В деканате, как обычно, потоками студентов-просителей рулила деканша Галина Шамхаловна Резвая – женщина сколь крошечная, столь и решительная. Ее очарование не портили ни приказной тон, ни стол, заваленный бумагами.

– Кофе или марсианский цикорий? – спросила она, едва завидев подругу.

– Цикорий, – отозвалась Елена, – тем более ты его и варишь.

– Из вежливости положено спрашивать, – обиделась Резвая. – Я могу что угодно сварить и на голове, как африканская принцесса, вынести. Как твои «дети»?

– Сидят, готовятся.

Мягкие пары́ уже наполняли комнату. Цикорий выращивали в марсианской колонии Новое Неро. Когда делили Красную планету и сбрасывались на ее терраформирование, мы, как всегда, опоздали – долго думали. Поэтому нам достался не самый лучший кусок – очень влажный после парникового эффекта, почти болото. Что с ним делать, никто не знал, раздали садоводам, а у тех ничего, кроме странного голубоватого цветка из-под Ростова, не принималось. Кто бы мог подумать, что на марсианских почвах цикорий приобретет небывалый вкус, начнет пахнуть ванилью, коньяком и миндальной крошкой. Его и раньше-то считали целебным, а теперь – мертвого из гроба поднимал. Поэтому все прогрессивное человечество глушило по две кружки по утрам, изобрело десятки способов заварки, смешивало с корицей и молотыми кофейными зернами, подавало в чашечках, пиалах, бокалах и даже костяных рожках альпийских коз (извращение, но высокого уровня). Важно, что потомки дачников давно стали плантаторами, завели сотни роботов-сборщиков, озолотились и развивали планы экспансии на спутники Сатурна – эксперимент-де показал, что новая земля Япета даст цикорию третью жизнь.

– Пить или не пить? – Галя бухнула перед носом подруги увесистую кружку.
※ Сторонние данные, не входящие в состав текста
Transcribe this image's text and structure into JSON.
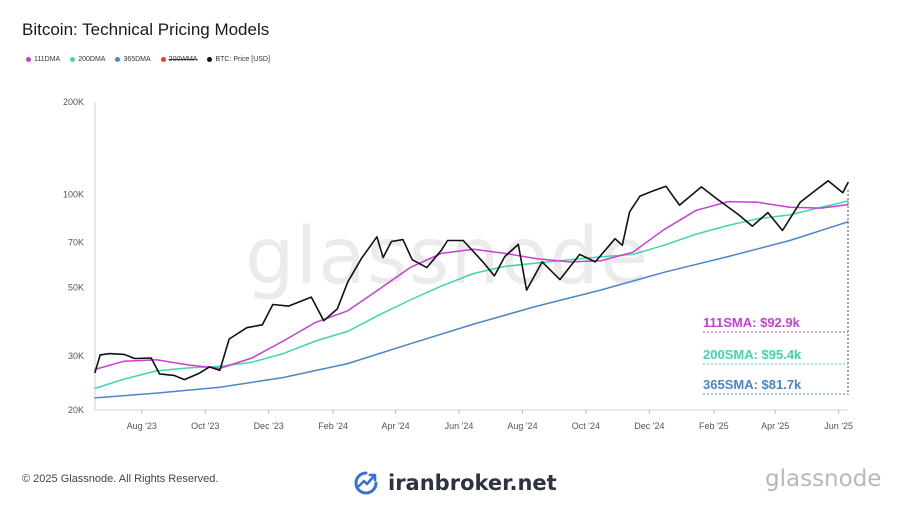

– Ехать или не ехать? – парировала Коренева. – Решила, наконец? Луна или море Норденшельда? Шамхаловна, давай, каникулы ждать не станут.

Деканша пригорюнилась. Она выцарапала две горящие путевки в разных направлениях и напоминала буриданова осла. Луна, конечно, старый курорт. Уровень обслуживания мировой. Но и цены… Зато северные акватории, как теперь называли все побережье России, полвека назад подвергшееся интенсивному затоплению, предлагали сказочный список услуг по баснословно низкому курсу. Раскручиваются. Их можно понять.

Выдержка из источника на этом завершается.